The New York Times seems quite impressed with the latest attack ad from Karl Rove's Crossroads GPS, which is poised to blanket the airwaves in swing states. The Times calls it "deeply researched," "delicately worded," and "low key."

The paper neglected to mention another phrase: misleading to an offensive degree.

Jamelle Bouie had a good take on this:

As befitting a Karl Rove outfit, the claims in the ad are either misleading, or outright falsehoods. Citing a Reuters story from 2009 on conservative efforts to sink the bill, Crossroads GPS insinuates that the stimulus was a failure, despite wide consensus that the bill kept United States out of a depression, and significantly improved prospects for recovery.The ad continues in this vein, blaming high insurance premiums on the Affordable Care Act — when the cited article says otherwise — and blaming Obama for the increase in debt, despite the fact that under his administration, government spending has risen at a slower pace than any time in the last 60 years.

Indeed, the great irony of the ad is that it's Karl Rove attacking Obama for the fiscal policies the president inherited from Rove's old boss.

The Times write-up focuses on the ad's efficacy, and I suppose it's possible uninformed voters who are easily swayed by nonsense, policy gibberish, and outright falsehoods will find it compelling.

But perhaps now would be a good time to note that efficacy and honesty aren't the same thing, and the latter matters more than the former.

The Crossroads attack ad is as cynical as politics can get, working from the assumption that voters are fools.

It talks about bailouts, assuming voters won't know it was Bush/Cheney that rescued Wall Street before Obama took office.

It talks about debt, assuming voters don't know Mitt Romney's agenda would raise the debt far more than Obama's agenda would.

It talks about student loans, assuming voters don't know that Obama expanded Pell Grants and Romney wants to scrap student loans altogether.

It talks about "job-killing debt," which as a policy matter, is just idiocy.

It lies about the stimulus; it lies about spending; it lies about health care.

If Obama were such a terrible failure, shouldn't his Republican critics rely on truths for their attack ads? Why make stuff up if the facts are supposed to be so damning?
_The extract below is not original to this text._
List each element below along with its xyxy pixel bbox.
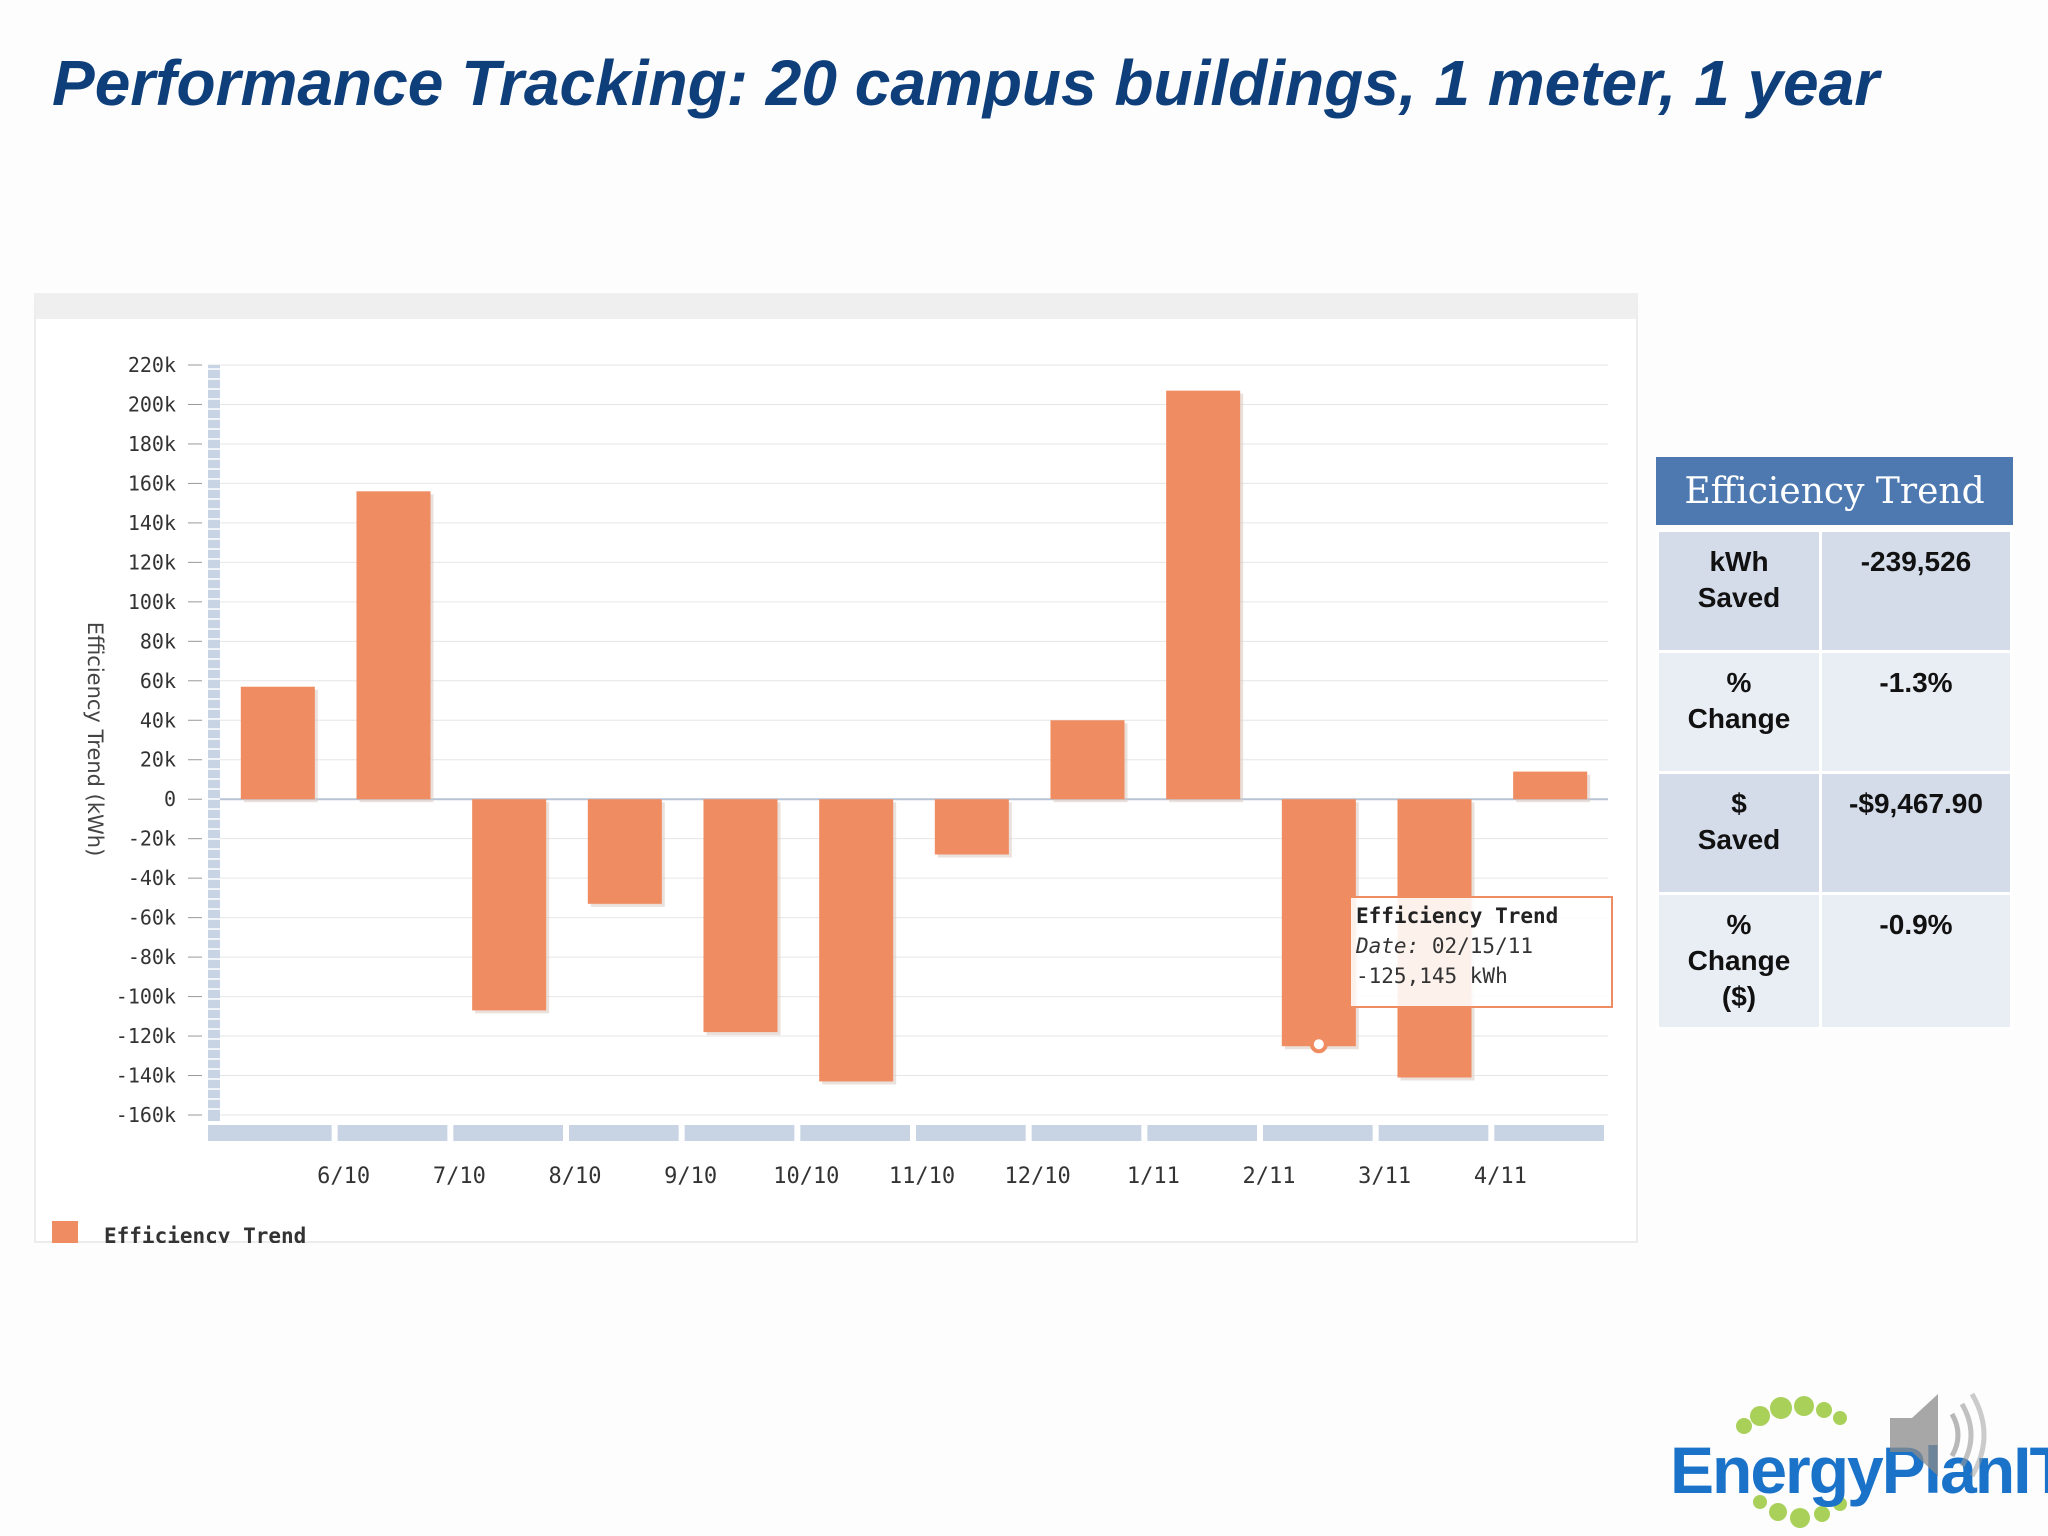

As for the indifference to Crossroads' dishonesty, the political world has become inured to the constant lying, and it's not a healthy development. As Bouie concluded, "It's not hard to find an independent evaluation of each claim, and yet, it's rare that news outlets challenge the Romney campaign -- or Republicans in general -- on any of it. The GOP is running the most mendacious presidential campaign in recent memory, and the collective response has been a shrug."